NFL: Will Walter Payton Still Be a Role Model?

Published by on October 4, 2011
Article Source: Bleacher Report - Chicago Bears

As kids, we looked towards people to gain influence from. From athletes, movie stars, political leaders or even our parents (which usually doesn’t happen until later in life), we have to realize that faults are just as evident as the positive aspects we gravitate to and try to emulate.

In the age of information that we live in today, gossip, rumors and the stripping down of a person’s façade is commonplace. We realize that more and more role models do not fit the cookie-cutter image that parents wish for.

With the release of the book Sweetness: The Enigmatic Life of Walter Payton by Sports Illustrated’s Jeff Pearlman, another hero of years past has been exposed to what was going on behind the scenes during and after his illustrious career.
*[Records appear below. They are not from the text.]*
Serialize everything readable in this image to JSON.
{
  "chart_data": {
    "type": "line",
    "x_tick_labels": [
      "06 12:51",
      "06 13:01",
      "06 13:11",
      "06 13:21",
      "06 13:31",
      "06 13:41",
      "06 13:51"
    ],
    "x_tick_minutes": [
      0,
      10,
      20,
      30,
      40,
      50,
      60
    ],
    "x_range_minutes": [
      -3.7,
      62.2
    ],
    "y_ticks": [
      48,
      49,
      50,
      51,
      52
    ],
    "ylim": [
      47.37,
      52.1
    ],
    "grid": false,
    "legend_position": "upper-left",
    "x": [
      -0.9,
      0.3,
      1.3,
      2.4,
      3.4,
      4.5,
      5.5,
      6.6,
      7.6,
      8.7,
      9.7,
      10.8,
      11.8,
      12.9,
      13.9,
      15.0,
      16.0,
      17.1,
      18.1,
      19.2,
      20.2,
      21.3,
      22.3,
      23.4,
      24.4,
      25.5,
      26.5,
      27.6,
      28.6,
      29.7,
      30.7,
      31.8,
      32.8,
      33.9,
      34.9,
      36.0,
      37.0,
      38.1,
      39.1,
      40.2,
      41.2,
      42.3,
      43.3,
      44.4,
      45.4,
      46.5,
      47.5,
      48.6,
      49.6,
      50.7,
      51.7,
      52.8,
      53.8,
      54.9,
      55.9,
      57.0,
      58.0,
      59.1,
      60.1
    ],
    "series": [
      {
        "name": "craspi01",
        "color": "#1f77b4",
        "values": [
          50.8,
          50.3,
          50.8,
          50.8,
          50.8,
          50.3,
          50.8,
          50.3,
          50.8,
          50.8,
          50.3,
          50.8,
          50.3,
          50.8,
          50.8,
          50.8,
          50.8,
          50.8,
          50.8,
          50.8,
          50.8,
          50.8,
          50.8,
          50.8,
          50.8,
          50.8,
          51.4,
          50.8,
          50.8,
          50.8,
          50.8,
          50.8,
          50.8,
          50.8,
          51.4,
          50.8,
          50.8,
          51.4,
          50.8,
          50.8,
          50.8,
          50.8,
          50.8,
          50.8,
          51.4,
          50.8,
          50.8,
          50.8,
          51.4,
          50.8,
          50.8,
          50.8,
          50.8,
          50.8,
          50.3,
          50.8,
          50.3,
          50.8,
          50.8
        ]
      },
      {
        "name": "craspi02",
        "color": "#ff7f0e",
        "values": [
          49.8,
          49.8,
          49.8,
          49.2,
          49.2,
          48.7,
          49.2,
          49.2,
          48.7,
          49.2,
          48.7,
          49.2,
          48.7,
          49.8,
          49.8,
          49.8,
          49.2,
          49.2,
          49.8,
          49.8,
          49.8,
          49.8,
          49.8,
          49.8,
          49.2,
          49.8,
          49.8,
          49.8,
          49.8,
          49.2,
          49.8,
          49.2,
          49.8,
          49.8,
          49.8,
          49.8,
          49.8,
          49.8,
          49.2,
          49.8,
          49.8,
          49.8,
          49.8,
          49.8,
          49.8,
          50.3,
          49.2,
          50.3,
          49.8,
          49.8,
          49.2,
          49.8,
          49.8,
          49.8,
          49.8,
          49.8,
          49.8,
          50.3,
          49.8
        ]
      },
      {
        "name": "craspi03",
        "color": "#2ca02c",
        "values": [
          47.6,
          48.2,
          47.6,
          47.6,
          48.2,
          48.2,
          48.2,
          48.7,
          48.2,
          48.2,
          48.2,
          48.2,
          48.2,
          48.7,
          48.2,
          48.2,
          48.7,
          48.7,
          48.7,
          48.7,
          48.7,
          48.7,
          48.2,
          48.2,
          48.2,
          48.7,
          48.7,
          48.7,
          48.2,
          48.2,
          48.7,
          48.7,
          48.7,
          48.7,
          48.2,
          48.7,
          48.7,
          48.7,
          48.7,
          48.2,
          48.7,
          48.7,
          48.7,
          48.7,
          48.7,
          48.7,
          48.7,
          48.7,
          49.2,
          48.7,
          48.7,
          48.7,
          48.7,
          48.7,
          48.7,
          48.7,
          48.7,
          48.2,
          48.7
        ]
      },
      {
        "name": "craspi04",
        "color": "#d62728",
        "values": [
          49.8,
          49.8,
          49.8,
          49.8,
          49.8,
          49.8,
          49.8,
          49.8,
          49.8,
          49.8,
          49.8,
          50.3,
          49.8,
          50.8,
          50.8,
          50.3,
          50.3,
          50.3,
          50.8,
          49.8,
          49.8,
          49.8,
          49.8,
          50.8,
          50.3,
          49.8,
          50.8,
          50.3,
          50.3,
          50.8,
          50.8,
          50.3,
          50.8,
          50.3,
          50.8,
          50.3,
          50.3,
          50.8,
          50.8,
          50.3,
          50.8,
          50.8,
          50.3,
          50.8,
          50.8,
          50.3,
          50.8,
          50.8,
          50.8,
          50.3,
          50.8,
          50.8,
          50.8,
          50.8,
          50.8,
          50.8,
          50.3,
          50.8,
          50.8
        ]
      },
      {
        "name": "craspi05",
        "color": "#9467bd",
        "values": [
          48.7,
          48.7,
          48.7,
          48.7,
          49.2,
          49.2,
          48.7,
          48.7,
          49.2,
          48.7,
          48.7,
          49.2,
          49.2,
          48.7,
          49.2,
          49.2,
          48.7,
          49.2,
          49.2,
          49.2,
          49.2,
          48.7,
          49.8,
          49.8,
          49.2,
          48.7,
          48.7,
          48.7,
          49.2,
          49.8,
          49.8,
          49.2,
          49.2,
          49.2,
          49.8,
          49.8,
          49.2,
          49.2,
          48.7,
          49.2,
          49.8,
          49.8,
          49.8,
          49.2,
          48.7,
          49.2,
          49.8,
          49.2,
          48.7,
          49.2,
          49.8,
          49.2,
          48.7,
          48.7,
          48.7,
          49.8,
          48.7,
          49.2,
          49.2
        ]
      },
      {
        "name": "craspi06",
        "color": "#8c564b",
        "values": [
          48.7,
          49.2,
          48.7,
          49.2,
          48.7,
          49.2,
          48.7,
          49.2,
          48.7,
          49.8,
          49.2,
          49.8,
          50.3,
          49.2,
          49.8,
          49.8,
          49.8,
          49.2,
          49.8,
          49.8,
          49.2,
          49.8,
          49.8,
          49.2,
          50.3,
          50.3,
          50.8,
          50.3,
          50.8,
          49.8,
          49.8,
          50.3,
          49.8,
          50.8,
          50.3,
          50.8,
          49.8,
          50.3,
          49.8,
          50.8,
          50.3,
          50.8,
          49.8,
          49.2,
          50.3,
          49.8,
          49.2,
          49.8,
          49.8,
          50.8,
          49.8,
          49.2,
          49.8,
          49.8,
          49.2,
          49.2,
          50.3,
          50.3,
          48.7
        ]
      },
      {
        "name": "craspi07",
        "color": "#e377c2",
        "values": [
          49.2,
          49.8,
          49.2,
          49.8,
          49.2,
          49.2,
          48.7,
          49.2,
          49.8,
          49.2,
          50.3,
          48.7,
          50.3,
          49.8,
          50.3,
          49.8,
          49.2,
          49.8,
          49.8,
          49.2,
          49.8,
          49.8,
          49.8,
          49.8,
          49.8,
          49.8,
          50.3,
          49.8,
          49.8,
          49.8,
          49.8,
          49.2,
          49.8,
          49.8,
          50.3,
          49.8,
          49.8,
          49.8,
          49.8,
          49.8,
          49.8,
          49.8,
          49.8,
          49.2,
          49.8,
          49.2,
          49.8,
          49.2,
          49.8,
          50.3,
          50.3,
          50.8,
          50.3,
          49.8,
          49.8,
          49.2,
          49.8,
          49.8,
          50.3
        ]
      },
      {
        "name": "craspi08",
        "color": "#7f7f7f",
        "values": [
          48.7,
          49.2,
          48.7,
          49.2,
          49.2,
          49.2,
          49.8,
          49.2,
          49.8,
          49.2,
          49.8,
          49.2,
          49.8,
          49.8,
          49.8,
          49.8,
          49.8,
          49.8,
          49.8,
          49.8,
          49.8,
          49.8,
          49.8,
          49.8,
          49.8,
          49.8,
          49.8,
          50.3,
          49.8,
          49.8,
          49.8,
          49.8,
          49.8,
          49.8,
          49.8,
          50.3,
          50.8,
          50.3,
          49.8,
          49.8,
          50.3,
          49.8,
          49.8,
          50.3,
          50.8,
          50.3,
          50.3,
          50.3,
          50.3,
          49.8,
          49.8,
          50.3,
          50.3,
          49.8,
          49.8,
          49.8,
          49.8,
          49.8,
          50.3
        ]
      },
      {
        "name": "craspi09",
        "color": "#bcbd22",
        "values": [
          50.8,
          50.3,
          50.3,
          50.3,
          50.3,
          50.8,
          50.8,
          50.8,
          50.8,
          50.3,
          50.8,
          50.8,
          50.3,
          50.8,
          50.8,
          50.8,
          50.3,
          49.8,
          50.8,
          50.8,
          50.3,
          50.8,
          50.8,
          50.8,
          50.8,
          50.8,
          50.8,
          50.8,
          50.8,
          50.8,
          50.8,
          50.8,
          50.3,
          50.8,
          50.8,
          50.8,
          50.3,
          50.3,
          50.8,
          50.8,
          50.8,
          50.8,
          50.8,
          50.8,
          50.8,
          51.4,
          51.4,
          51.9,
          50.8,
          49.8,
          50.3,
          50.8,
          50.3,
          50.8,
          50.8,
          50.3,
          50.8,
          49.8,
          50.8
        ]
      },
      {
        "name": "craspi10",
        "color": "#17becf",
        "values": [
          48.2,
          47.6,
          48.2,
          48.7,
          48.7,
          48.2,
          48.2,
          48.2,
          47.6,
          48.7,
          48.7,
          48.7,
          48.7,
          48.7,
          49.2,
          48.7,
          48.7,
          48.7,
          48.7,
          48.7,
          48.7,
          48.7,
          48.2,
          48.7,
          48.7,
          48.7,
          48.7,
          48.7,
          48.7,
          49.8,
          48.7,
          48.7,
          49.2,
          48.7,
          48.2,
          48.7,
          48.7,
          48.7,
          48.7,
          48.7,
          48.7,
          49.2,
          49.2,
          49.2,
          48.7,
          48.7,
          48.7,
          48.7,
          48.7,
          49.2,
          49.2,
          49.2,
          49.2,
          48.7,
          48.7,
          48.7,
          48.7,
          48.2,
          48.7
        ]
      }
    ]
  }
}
The man who was Walter Payton was viewed on the practice and playing field with an almost god-like stature.

His practice regimen was legendary with the way he pushed his body to the limit. Whether that was running the dunes in northwest Indiana, pursuing ballet, or just going the extra mile in the weight room, he always strove for greatness.

When an athlete puts so much weight on his shoulders, the pressure has to affect him somewhat throughout his lifetime. Taking painkillers more than the average man is nothing surprising about an NFL player. This is a sport where the average lineman only lives until his mid-50s, and playing with pain is something all of them live with.

The extent of the drug use by Payton is what is so surprising. He ate Tylenol and Vicodin like candy, which easily could have led to his organ failure. He even was an avid user of nitrous oxide and used it years after his career was over.

Payton’s mental health was also a wreck. One of the excerpts from the book reads,

On one particularly dark day in the mid-’90s, Payton wrote a friend a letter saying that Payton needed to get his life in order and was afraid of doing “something” he’d regret. In the note Payton admitted that he regularly contemplated suicide. Thinking about “the people I put into this…situation,” he wrote, “maybe it would be better if I just disappear.” Payton said he imagined picking up his gun, murdering those around him, then turning the weapon on himself. “Every day something like this comes into my head,” he wrote. He was distraught over these persistent thoughts about wanting to “hurt so many others” and not thinking “it is wrong.” Payton ended the letter by admitting that he needed help but that he had nowhere to turn.” 

It was heartbreaking to know the man I knew as unstoppable was very human.

People have a tipping point,and their environment can bring out both the best and worst in themselves. What we have to realize is while we want our heroes to be Teflon with no flaws, no man or woman on this planet can live up to those expectations.

Just look at the escapades of Babe Ruth, Michael Jordan and Tiger Woods. Many will be quick to judge as to whether Walter Payton’s legacy will be tarnished.

If you can compartmentalize what he did on the field to what he did off the field, you can still aspire to have a little bit of “Sweetness” in yourself.